This section provides an overview of issues and questions in Health that preceded and spurred the creation of the Center for Incentive Design.
The healthcare industry has numerous examples of misaligned incentives that create inefficiencies and barriers to access. Further study of Incentive Design can help raise awareness, identify and quantify the effects of misaligned incentives, and offer ways to create better systems.
We don’t train enough doctors in the US. This has little to do with the demand for doctors or the number of students who want to train as doctors, and lots to do with restrictions from the National Residency Matching Program on how many residents can train per year. This program even has an exemption from antitrust laws that support it.
Doctors who are currently in the profession get to decide how many new doctors to allow into the profession. While not necessarily nefarious, this creates perverse incentives. The fewer doctors that enter the profession, the higher the wages of those who already are doctors. Could this protectionist incentive be part of the reason why residency requirements force new trainees to slog through years of long hours and low wages? Or why so few are allowed to match in the first place?
ID can help shine a light on this incentive misalignment issue, understand how it affects behavior, articulate its economic and medical implications, and offer better approaches to ensuring high quality medical training while dissuading protectionist practice.
One of the core problems in healthcare is an agency problem. Though we want everyone to have access to decent healthcare, many can’t afford this on their own. Therefore governments or insurers step in. But this creates a perverse incentive for individuals to over-consume healthcare when someone else is paying.
We use copayments to dissuade this overconsumption, but this fixed fee approach offers little disincentive to wealthy people, while arguably putting too high a barrier for the less well off.
Would it make sense to consider income as a factor in copayments? The Swiss consider income as a factor in calculating speeding tickets; how might a similar approach change the incentives within the US healthcare system?
Doctors often are required to pay a fee of 2.5% to receive electronic payments from insurance companies, who contract with third party providers to run this transaction. No company would stand for self-imposing a 2.5% fee on paying its own employees – and yet our healthcare system enables and incentivizes middlemen to do just that.
Institutional Review Boards (IRBs) that oversee medical research put too much emphasis on liability reduction and don’t adequately consider the risk-to-probability ratio or the potential for human advancement that can come from research. This is outlined in great depth by Simon Whitney in “Oversight to Overkill” and expounded upon here.
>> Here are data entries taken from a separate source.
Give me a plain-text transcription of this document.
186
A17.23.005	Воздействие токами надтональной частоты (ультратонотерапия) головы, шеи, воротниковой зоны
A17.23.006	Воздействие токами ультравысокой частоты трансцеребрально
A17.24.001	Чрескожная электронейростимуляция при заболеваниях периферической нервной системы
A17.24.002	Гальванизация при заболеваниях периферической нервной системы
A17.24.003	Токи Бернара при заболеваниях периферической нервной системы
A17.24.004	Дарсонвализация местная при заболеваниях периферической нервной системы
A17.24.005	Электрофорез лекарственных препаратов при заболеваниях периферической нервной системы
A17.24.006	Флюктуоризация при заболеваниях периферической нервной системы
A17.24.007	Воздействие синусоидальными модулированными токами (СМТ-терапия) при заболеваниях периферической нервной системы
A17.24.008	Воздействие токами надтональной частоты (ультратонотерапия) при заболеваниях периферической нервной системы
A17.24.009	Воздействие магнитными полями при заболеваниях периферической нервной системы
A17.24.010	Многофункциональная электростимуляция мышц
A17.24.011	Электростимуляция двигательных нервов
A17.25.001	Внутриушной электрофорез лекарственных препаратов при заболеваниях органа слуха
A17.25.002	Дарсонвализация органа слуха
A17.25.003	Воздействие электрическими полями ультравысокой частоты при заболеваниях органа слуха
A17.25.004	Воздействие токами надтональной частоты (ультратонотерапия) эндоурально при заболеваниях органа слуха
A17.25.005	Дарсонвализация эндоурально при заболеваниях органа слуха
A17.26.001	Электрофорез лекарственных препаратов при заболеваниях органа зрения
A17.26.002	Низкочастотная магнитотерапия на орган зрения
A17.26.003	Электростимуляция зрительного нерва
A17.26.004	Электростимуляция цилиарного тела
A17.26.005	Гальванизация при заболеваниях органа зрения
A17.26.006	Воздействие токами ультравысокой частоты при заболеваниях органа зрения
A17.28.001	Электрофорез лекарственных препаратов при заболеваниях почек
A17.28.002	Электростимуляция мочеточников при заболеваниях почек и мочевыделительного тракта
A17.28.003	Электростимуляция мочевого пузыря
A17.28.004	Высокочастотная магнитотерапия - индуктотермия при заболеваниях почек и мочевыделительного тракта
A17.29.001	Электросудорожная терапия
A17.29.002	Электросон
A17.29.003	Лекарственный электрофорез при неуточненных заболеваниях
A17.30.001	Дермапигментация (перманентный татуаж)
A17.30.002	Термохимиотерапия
How do we leverage better ID study to understand the incentives with which IRBs are operating and help shift the systemic risk / reward profile?
Patients have an incentive to request any test that might potentially be useful (or at least, they don’t have much disincentive as they don’t directly bear the costs). Doctors get compensated for running tests. These incentives together could lead to a systemic overconsumption of testing that’s expensive and drives costs up for everyone. It can also lead to increased stress from false positives — for example, a 7%-12% false positive rate compounded over 10 yearly exams means a woman has a 50% - 70% likelihood to experience at least one false positive. Though insurance companies have some incentive to deny testing, this is not a good long-run solution, as increased costs can just get passed on.